The famous detective William J. Burns would also become a part of the fervor surrounding The Million Dollar Mystery and published his insights into solving the mystery in The Movie Pictorial.

== Release ==
The serial was publicly released through Syndicate Film Corporation, although company executives allowed some film exhibitors (theater owners) and friends to view the first two reels of The Million Dollar Mystery in advance. That early viewing, attended by about a 200 viewers, was authorized in part by F. P. Glenn of the Syndicate Film Company.
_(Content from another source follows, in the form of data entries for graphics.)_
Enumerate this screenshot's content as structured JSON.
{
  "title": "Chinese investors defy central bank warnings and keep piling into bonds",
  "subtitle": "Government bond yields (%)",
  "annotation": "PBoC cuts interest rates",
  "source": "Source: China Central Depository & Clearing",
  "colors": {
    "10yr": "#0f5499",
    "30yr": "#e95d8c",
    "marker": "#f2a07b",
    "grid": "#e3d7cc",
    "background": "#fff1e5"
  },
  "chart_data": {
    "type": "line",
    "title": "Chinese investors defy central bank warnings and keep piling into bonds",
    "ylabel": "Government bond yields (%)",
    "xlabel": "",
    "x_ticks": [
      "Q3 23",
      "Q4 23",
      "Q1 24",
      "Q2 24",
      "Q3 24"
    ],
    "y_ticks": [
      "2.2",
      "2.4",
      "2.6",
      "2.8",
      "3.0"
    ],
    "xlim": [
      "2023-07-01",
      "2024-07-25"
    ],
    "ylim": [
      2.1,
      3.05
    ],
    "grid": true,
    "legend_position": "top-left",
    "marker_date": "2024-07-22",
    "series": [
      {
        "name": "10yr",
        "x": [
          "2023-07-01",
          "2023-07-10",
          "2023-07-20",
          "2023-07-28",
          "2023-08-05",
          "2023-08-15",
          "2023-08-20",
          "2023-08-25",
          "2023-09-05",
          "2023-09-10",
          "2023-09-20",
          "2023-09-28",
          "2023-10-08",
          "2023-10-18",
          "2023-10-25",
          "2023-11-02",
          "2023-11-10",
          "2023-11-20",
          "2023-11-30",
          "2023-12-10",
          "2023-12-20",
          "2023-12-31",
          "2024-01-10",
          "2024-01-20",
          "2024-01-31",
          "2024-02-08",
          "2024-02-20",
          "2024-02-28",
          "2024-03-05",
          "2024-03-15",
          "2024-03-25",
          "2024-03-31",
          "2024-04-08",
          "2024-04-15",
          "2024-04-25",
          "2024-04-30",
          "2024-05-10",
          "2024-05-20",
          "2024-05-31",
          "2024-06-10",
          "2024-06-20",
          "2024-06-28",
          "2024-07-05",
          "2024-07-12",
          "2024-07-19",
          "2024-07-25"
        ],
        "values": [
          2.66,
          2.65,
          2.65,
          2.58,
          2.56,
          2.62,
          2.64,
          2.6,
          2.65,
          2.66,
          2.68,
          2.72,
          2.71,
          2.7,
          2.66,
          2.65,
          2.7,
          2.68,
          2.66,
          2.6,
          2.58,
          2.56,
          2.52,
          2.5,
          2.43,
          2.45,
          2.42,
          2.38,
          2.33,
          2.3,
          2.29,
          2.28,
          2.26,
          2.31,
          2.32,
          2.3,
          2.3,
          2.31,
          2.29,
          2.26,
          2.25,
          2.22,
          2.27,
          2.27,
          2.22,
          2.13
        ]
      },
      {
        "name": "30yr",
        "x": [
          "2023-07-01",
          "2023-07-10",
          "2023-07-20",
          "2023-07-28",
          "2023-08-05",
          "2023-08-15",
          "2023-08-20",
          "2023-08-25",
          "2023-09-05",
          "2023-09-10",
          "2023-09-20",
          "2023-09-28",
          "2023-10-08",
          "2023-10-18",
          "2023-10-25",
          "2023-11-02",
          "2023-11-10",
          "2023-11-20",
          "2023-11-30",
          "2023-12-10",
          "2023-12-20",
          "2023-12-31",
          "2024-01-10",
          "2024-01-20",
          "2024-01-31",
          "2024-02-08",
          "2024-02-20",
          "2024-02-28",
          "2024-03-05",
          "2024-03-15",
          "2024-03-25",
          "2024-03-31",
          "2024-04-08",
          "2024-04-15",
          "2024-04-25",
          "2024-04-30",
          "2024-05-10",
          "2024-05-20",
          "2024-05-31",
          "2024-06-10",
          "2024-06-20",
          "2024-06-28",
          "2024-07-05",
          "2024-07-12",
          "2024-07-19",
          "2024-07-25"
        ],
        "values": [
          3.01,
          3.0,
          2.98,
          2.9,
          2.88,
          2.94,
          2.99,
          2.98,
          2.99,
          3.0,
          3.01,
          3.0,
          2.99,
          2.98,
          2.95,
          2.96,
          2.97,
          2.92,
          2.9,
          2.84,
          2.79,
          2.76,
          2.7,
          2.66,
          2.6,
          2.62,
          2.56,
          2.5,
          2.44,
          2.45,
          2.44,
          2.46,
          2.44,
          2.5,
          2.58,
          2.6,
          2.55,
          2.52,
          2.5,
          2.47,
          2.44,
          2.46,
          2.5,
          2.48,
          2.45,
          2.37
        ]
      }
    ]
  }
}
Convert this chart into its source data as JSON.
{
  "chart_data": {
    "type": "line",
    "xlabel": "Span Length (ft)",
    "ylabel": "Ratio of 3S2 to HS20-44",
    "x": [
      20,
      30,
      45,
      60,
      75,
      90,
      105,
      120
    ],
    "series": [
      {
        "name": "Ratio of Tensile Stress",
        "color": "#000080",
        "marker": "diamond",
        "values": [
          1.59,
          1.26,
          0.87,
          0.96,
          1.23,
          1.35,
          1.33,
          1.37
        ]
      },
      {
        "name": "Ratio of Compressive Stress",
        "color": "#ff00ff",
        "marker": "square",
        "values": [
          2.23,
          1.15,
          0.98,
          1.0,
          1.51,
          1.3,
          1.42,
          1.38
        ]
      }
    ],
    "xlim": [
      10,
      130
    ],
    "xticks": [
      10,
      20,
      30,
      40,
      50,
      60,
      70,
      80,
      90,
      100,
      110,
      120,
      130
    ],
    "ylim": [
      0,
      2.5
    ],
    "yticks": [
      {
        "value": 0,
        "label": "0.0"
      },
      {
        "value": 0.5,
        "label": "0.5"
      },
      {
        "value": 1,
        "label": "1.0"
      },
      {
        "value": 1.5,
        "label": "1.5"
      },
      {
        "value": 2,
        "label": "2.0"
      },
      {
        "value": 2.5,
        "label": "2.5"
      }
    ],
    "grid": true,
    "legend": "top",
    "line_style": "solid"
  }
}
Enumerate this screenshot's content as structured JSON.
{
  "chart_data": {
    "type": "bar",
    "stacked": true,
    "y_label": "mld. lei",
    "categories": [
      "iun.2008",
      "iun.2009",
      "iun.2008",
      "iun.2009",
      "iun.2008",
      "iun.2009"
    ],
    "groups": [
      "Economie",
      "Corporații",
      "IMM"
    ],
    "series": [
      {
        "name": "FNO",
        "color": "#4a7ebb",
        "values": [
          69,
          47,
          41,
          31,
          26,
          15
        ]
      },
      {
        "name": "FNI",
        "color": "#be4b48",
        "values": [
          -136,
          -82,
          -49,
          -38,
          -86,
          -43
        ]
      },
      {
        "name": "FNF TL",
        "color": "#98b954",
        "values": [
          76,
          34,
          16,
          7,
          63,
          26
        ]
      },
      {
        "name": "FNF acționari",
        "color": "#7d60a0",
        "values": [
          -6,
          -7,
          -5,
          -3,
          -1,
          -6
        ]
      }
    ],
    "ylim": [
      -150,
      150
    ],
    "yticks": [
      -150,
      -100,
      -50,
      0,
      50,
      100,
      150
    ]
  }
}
The serial as a whole is now considered to be a lost.

==Sequel and remake==
- The serial was highly successful and the stockholders received a return of 700% on their investment, receiving $1.5M at the box office for a cost of $125,000 "or so."
- As a result, another serial already in production was changed to become a sequel to The Million Dollar Mystery. The serial Zudora was renamed The Twenty Million Dollar Mystery and changes were made to the plot halfway through its release. It was not, however, as successful as its predecessor.
- In June 1918, The Million Dollar Mystery was re-edited to six reels and released as a feature film through Arrow Film Corporation.
- The serial was condensed and remade in 1927 as a feature-length silent film starring James Kirkwood.